Além disso, o material está sendo licitado para ser usado em 2019, quando então a BNCC já estará definida. Portanto, ou não se faz licitação agora e se espera o final da Base no CNE (se não for para o Congresso), o que atrasaria o processo de entrega dos materiais às escolas, ou então, se faz uma transição e se exige a adequação dos materiais à BNCC quando estiver pronta. O MEC está escolhendo a segunda opção. Os editores terão que estimar custos no escuro, sem saber as exigências finais da base. Alguns deles sugerem dar mais tempo para a fase de apresentação das propostas.

Esta pressa se deve ao fato de que é o material didático que vai pautar a atuação do professor em sala de aula, obrigando-o a enquadrar-se nos ditames da BNCC. Para a visão cartesiana do MEC, isso é reforma curricular.

Antes da BNCC os editores (e professores) tinham uma margem de manobra maior na questão do conteúdo, agora, além dos conteúdos definidos (baseados em competências) terão ainda definido o próprio sequenciamento dos conceitos envolvidos nos conteúdos. E de quebra, a questão das habilidades socioemocionais. Acabou a fase da “criatividade”, agora é material padronizado, para ensino padronizado e que deve apoiar uma avaliação padronizada. Tudo voltado para aumentar a nota do IDEB. No conceito de educação do MEC, nota mais alta é sinônimo de boa educação, e se você quer melhorar o desempenho nos exames, deve-se ensinar aquilo que cai na prova. Portanto, é preciso estreitar o ensino nas habilidades esperadas e que serão avaliadas. A consequência para os editores e professores era esperada. Para os estudantes, a consequência é o estreitamento curricular e o treino para os testes.

Para os editores este é só o primeiro e talvez não seja o mais importante impacto. Em seguida, virá a disputa pelos materiais on line e, agora, como a produção tem escala nacional, as grandes corporações (p. ex. Pearson) já estão se posicionando no mercado. Penso que muito produtor vai ficar de fora principalmente quando as plataformas e materiais digitais se tornarem frequentes. Isso não significa que a disputa no campo dos materiais impressos será menor. Quem opera em um, pode operar também no outro.

Impacto semelhante é esperado também no campo da avaliação. As terceirizadas do INEP devem se preparar. Avalia-se pelos conteúdos anteriores ou pela BNCC? Do ponto de vista da elaboração em si da avaliação, não é tão complicado, pois parte-se dos objetivos e das competências. Mas e os estudantes? Eles aprenderam nos anos anteriores à implantação da Base com um conteúdo e, agora, estarão continuando a aprendizagem com outro. Por qual ele será avaliado? Um erro nesta transição, e os índices do IDEB vão cair. Uma das consequências será preparar os alunos para os testes através de simulados em plataformas digitais (já disponíveis) aumentando a pressão sobre a juventude e a segregação.
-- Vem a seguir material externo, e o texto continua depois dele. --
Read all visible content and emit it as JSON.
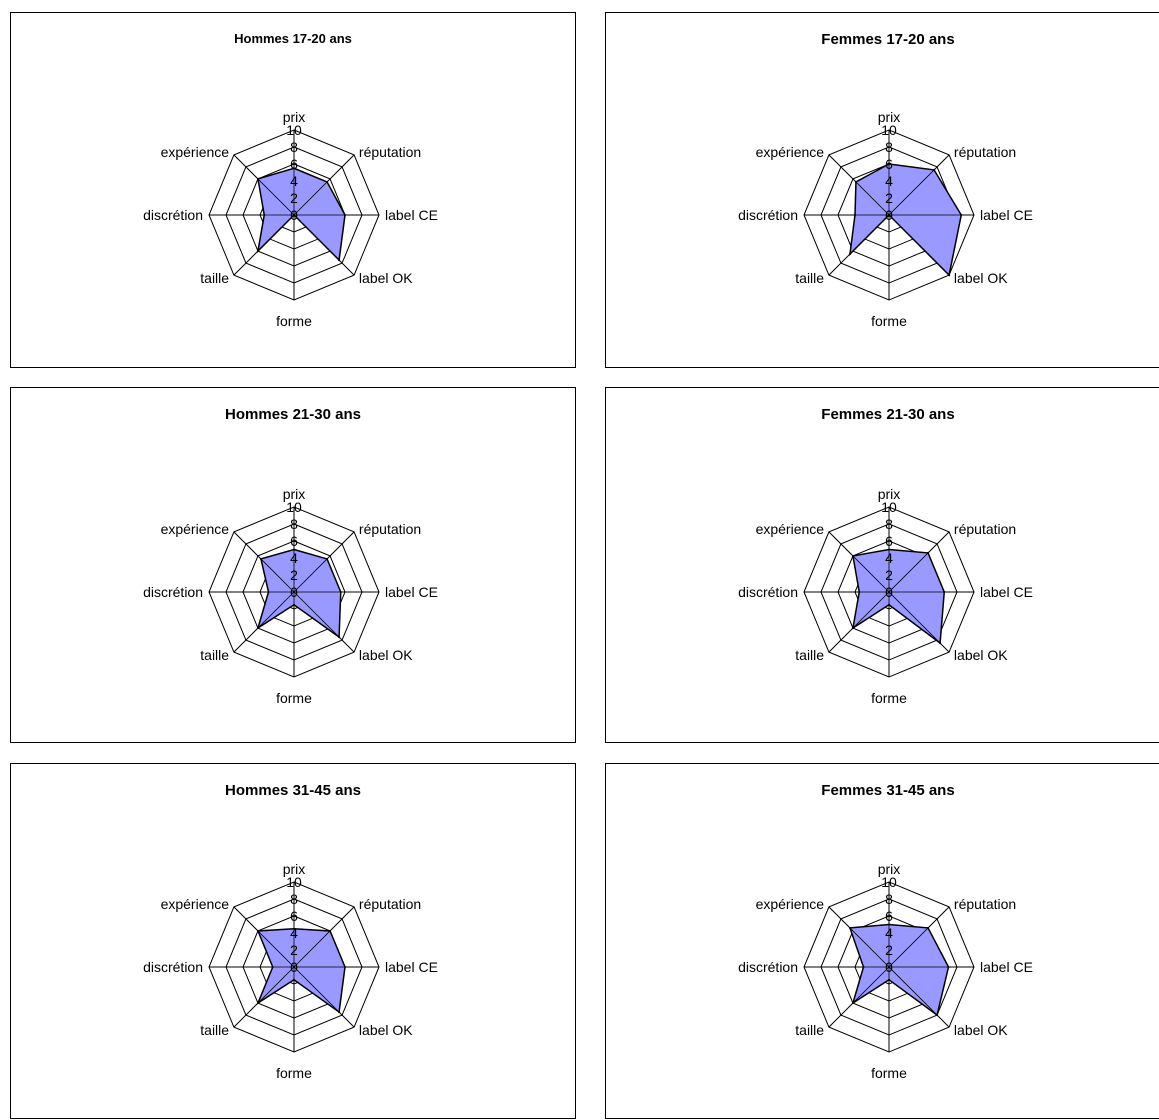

Sobre Luiz Carlos de Freitas

Professor aposentado da Faculdade de Educação da Universidade Estadual de Campinas - UNICAMP - (SP) Brasil.
Esse post foi publicado em Ideb, Mendonça no Ministério, Prova Brasil, Responsabilização/accountability e marcado , , , . Guardar link permanente.
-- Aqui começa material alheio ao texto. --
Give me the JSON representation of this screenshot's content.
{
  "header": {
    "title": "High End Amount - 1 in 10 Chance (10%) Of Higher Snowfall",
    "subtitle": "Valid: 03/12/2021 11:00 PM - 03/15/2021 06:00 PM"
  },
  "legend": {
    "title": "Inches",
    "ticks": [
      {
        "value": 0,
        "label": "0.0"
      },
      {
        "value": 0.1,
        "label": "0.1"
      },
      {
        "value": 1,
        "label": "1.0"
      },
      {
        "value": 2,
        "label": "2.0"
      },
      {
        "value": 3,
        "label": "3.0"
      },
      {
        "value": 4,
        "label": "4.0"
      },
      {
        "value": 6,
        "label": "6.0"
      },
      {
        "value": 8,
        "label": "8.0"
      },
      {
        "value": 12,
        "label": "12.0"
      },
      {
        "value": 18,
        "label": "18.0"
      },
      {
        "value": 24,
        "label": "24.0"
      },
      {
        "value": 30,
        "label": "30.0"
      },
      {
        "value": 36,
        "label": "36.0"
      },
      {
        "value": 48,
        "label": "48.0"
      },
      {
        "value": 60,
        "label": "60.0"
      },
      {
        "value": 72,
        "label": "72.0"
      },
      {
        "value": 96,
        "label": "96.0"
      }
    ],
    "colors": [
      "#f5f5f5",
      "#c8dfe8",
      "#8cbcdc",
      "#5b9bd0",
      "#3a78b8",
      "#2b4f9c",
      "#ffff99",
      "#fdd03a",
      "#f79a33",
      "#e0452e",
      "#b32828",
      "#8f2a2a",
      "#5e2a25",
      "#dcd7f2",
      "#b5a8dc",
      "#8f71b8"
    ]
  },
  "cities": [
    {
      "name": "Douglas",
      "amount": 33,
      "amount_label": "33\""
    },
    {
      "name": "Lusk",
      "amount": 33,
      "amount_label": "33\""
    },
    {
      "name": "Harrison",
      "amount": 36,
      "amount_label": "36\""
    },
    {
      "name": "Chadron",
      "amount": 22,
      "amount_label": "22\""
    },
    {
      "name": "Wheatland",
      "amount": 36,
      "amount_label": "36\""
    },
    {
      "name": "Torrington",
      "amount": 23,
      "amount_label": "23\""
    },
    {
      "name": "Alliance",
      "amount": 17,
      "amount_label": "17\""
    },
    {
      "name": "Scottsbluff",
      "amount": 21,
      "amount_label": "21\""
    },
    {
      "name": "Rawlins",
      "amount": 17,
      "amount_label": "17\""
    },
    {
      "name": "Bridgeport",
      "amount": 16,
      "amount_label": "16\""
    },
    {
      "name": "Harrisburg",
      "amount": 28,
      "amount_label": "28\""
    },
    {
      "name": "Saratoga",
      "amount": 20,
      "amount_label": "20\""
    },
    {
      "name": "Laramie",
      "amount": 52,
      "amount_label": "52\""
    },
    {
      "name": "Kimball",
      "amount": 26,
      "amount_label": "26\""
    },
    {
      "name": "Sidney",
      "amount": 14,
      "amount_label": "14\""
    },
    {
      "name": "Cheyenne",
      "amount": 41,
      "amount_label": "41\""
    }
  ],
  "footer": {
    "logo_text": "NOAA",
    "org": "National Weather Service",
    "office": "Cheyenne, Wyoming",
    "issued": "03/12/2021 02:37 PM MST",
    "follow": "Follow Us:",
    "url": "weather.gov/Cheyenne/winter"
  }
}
3 respostas para BNCC: primeiros impactos nos materiais didáticos

  1. Áurea disse:

    Professor,

    Tudo isso é gravíssimo!!!
    Pode parecer detalhe, mas… Quem é o(a) infeliz que decidiu que o ciclo de vida de um material (livro didático) poderá ser de 6 anos???
    No formato atual 3 anos já é muito difícil a conservação. Os livros não vão durar.

    Triste….

  2. Olá professor Luis Carlos,

    Sou doutoranda na FEUSP e estou como visitante na Universidade da Califórnia. Mês passado, teve reunião na escola do meu filho em uma escola pública em Los Angeles para tratar do teste que as crianças iriam fazer.
    O nome do teste é Smart Balance Assessment Consortium e mede a proficiência das crianças em matemática e inglês. Daqueles que os reformistas educacionais adoram: alinhado a Base Comum Curricular daqui ( chamado Common Core), capacidade de medir o conhecimento das crianças com precisão, conectado às exigências do mercado de trabalho do século XXI,… Todo esse discurso aparece nitidamente no site do teste.
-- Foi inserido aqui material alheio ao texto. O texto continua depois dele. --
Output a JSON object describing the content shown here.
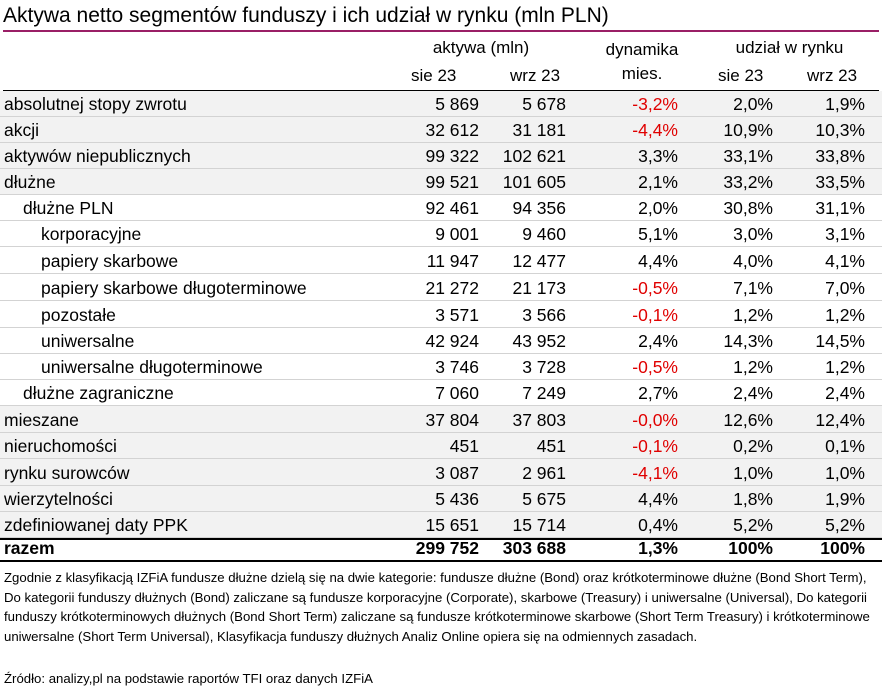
{
  "title": "Aktywa netto segmentów funduszy i ich udział w rynku (mln PLN)",
  "header": {
    "assets_group": "aktywa (mln)",
    "dynamics_line1": "dynamika",
    "dynamics_line2": "mies.",
    "share_group": "udział w rynku",
    "col_sie": "sie 23",
    "col_wrz": "wrz 23",
    "col_sie_share": "sie 23",
    "col_wrz_share": "wrz 23"
  },
  "rows": [
    {
      "label": "absolutnej stopy zwrotu",
      "indent": 0,
      "aug": "5 869",
      "sep": "5 678",
      "dyn": "-3,2%",
      "share_aug": "2,0%",
      "share_sep": "1,9%",
      "negative": true
    },
    {
      "label": "akcji",
      "indent": 0,
      "aug": "32 612",
      "sep": "31 181",
      "dyn": "-4,4%",
      "share_aug": "10,9%",
      "share_sep": "10,3%",
      "negative": true
    },
    {
      "label": "aktywów niepublicznych",
      "indent": 0,
      "aug": "99 322",
      "sep": "102 621",
      "dyn": "3,3%",
      "share_aug": "33,1%",
      "share_sep": "33,8%",
      "negative": false
    },
    {
      "label": "dłużne",
      "indent": 0,
      "aug": "99 521",
      "sep": "101 605",
      "dyn": "2,1%",
      "share_aug": "33,2%",
      "share_sep": "33,5%",
      "negative": false
    },
    {
      "label": "dłużne PLN",
      "indent": 1,
      "aug": "92 461",
      "sep": "94 356",
      "dyn": "2,0%",
      "share_aug": "30,8%",
      "share_sep": "31,1%",
      "negative": false
    },
    {
      "label": "korporacyjne",
      "indent": 2,
      "aug": "9 001",
      "sep": "9 460",
      "dyn": "5,1%",
      "share_aug": "3,0%",
      "share_sep": "3,1%",
      "negative": false
    },
    {
      "label": "papiery skarbowe",
      "indent": 2,
      "aug": "11 947",
      "sep": "12 477",
      "dyn": "4,4%",
      "share_aug": "4,0%",
      "share_sep": "4,1%",
      "negative": false
    },
    {
      "label": "papiery skarbowe długoterminowe",
      "indent": 2,
      "aug": "21 272",
      "sep": "21 173",
      "dyn": "-0,5%",
      "share_aug": "7,1%",
      "share_sep": "7,0%",
      "negative": true
    },
    {
      "label": "pozostałe",
      "indent": 2,
      "aug": "3 571",
      "sep": "3 566",
      "dyn": "-0,1%",
      "share_aug": "1,2%",
      "share_sep": "1,2%",
      "negative": true
    },
    {
      "label": "uniwersalne",
      "indent": 2,
      "aug": "42 924",
      "sep": "43 952",
      "dyn": "2,4%",
      "share_aug": "14,3%",
      "share_sep": "14,5%",
      "negative": false
    },
    {
      "label": "uniwersalne długoterminowe",
      "indent": 2,
      "aug": "3 746",
      "sep": "3 728",
      "dyn": "-0,5%",
      "share_aug": "1,2%",
      "share_sep": "1,2%",
      "negative": true
    },
    {
      "label": "dłużne zagraniczne",
      "indent": 1,
      "aug": "7 060",
      "sep": "7 249",
      "dyn": "2,7%",
      "share_aug": "2,4%",
      "share_sep": "2,4%",
      "negative": false
    },
    {
      "label": "mieszane",
      "indent": 0,
      "aug": "37 804",
      "sep": "37 803",
      "dyn": "-0,0%",
      "share_aug": "12,6%",
      "share_sep": "12,4%",
      "negative": true
    },
    {
      "label": "nieruchomości",
      "indent": 0,
      "aug": "451",
      "sep": "451",
      "dyn": "-0,1%",
      "share_aug": "0,2%",
      "share_sep": "0,1%",
      "negative": true
    },
    {
      "label": "rynku surowców",
      "indent": 0,
      "aug": "3 087",
      "sep": "2 961",
      "dyn": "-4,1%",
      "share_aug": "1,0%",
      "share_sep": "1,0%",
      "negative": true
    },
    {
      "label": "wierzytelności",
      "indent": 0,
      "aug": "5 436",
      "sep": "5 675",
      "dyn": "4,4%",
      "share_aug": "1,8%",
      "share_sep": "1,9%",
      "negative": false
    },
    {
      "label": "zdefiniowanej daty PPK",
      "indent": 0,
      "aug": "15 651",
      "sep": "15 714",
      "dyn": "0,4%",
      "share_aug": "5,2%",
      "share_sep": "5,2%",
      "negative": false
    }
  ],
  "total": {
    "label": "razem",
    "aug": "299 752",
    "sep": "303 688",
    "dyn": "1,3%",
    "share_aug": "100%",
    "share_sep": "100%"
  },
  "note": "Zgodnie z klasyfikacją IZFiA fundusze dłużne dzielą się na dwie kategorie: fundusze dłużne (Bond) oraz krótkoterminowe dłużne (Bond Short Term), Do kategorii funduszy dłużnych (Bond) zaliczane są fundusze korporacyjne (Corporate), skarbowe (Treasury) i uniwersalne (Universal), Do kategorii funduszy krótkoterminowych dłużnych (Bond Short Term) zaliczane są fundusze krótkoterminowe skarbowe (Short Term Treasury) i krótkoterminowe uniwersalne (Short Term Universal), Klasyfikacja funduszy dłużnych Analiz Online opiera się na odmiennych zasadach.",
  "source": "Źródło: analizy,pl na podstawie raportów TFI oraz danych IZFiA",
  "colors": {
    "accent_line": "#9a1f66",
    "negative": "#e00000",
    "row_shade": "#f2f2f2"
  }
}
    Durante todo esse mês o professor preparou os alunos o máximo possível para o teste, vários simulados foram realizados na escola e nos indicaram um site para que ele realizasse esses simulados também em casa para treinar para o teste.

    Ao mesmo tempo, percebo que as relações entre as crianças são extremamente complicadas: xingamentos, assédios, desrespeito fazem parte do cotidiano da escola. Algumas famílias verbalizaram isso ao longo do semestre. Tivemos uma reunião na escola e a diretora da escola verbalizou seu incômodo com as famílias que se preocupam com “a parte social” e não se incomodam com o aprendizado cognitivo das crianças, disse que o foco da escola não é o social e que as crianças precisam ter bom comportamento para aprenderem as matérias.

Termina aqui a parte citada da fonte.